Correção pode marcar o segundo trimestre
Segundo Aralez, o segundo trimestre de 2026 tende a ser marcado por uma correção relevante. Entre maio e junho, o Bitcoin pode recuar até a faixa de US$ 58.000, enquanto o Ethereum pode cair para cerca de US$ 1.700.
No momento da análise, o Bitcoin era negociado acima de US$ 76.900, o que representa uma possível queda superior a 24%. Já o Ethereum operava acima de US$ 2.100, sugerindo recuo próximo de 19%. Dessa forma, o cenário aponta para um ajuste expressivo no curto prazo.
O analista atribui esse movimento a um possível aumento nas vendas motivadas por pânico, o que tende a deteriorar rapidamente o sentimento do mercado. Ao mesmo tempo, ele projeta que o índice S&P 500 pode cair abaixo dos 6.800 pontos, reforçando um ambiente global de aversão ao risco.

Fonte: gráfico de Aralez no X
Formação de fundo e retorno das baleias
Já no terceiro trimestre, o cenário tende a mudar. Aralez avalia que o Bitcoin pode atingir o fundo do ciclo nesse período. Nesse meio tempo, grandes investidores institucionais, conhecidos como baleias, podem retomar a acumulação de forma discreta.
Assim, mesmo com baixa visibilidade e sentimento ainda fragilizado, o mercado pode entrar em uma fase de transição. Esse movimento costuma anteceder novos ciclos de alta, ainda que sem sinais imediatos de recuperação.
Outro fator relevante envolve a política monetária dos Estados Unidos. A possível saída de Jerome Powell do Federal Reserve e a entrada de Kevin Warsh podem aumentar a incerteza nos mercados. Como resultado, tanto ativos tradicionais quanto criptomoedas podem enfrentar oscilações mais intensas.

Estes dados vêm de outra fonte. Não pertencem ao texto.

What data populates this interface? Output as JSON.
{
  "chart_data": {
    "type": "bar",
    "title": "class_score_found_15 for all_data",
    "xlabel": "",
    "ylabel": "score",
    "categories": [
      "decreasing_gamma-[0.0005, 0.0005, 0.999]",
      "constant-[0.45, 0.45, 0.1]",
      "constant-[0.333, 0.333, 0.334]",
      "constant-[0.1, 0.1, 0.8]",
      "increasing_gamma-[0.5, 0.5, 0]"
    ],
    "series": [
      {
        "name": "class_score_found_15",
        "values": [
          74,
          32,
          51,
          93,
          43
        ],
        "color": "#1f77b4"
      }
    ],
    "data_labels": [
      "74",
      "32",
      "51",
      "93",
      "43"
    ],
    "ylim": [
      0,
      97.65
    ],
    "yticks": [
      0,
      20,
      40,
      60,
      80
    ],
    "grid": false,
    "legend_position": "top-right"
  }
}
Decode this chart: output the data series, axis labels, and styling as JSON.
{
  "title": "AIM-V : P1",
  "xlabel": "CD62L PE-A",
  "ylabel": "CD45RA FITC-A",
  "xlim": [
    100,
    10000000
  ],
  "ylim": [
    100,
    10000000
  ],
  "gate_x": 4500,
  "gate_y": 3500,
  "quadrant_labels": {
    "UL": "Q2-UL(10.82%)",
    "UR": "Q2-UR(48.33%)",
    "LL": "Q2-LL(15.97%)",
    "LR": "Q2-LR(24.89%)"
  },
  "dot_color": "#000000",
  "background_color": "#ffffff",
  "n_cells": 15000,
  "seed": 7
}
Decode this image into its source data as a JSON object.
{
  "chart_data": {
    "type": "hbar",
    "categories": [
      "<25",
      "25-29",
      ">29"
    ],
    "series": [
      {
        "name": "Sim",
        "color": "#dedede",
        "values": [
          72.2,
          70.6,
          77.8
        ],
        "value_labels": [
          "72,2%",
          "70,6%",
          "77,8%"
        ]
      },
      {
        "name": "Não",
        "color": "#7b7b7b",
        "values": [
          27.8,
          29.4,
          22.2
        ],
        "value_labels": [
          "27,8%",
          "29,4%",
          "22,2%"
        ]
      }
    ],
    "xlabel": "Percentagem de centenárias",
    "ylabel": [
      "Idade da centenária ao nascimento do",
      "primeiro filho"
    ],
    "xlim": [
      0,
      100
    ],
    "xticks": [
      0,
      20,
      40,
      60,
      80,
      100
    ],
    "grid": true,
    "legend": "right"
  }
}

Alta pode retornar no quarto trimestre
Apesar da pressão inicial, o cenário projetado para o fim de 2026 é mais construtivo. Aralez aponta que o Bitcoin pode retomar a tendência de alta no quarto trimestre, com potencial para revisitar US$ 90.000 e até superar US$ 109.000.
Esse movimento dependerá de fatores combinados. Em primeiro lugar, o avanço das integrações com inteligência artificial pode impulsionar a adoção. Além disso, novas narrativas tecnológicas tendem a atrair capital para o setor.
Ao mesmo tempo, o retorno do apetite por risco pode favorecer ativos digitais. Assim sendo, a entrada de novos fluxos de investimento pode sustentar uma recuperação mais consistente.
Liquidez global como catalisador
O analista também destaca a possibilidade de retomada do Quantitative Easing em economias relevantes. Historicamente, esse tipo de estímulo aumenta a liquidez e beneficia ativos de maior risco, como o Bitcoin.
Além disso, condições monetárias mais flexíveis tendem a incentivar a busca por ativos com maior potencial de valorização. Como consequência, o mercado cripto pode se beneficiar diretamente desse ambiente.
BTC sendo negociado a US$ 76.930 no gráfico diário | Fonte: TradingView
Em conclusão, o cenário traçado indica um ciclo completo ao longo de 2026. Inicialmente, o mercado pode enfrentar forte correção, seguido por um período de formação de fundo e, posteriormente, uma retomada gradual da confiança. Ainda assim, a volatilidade deve permanecer elevada, exigindo cautela contínua dos investidores.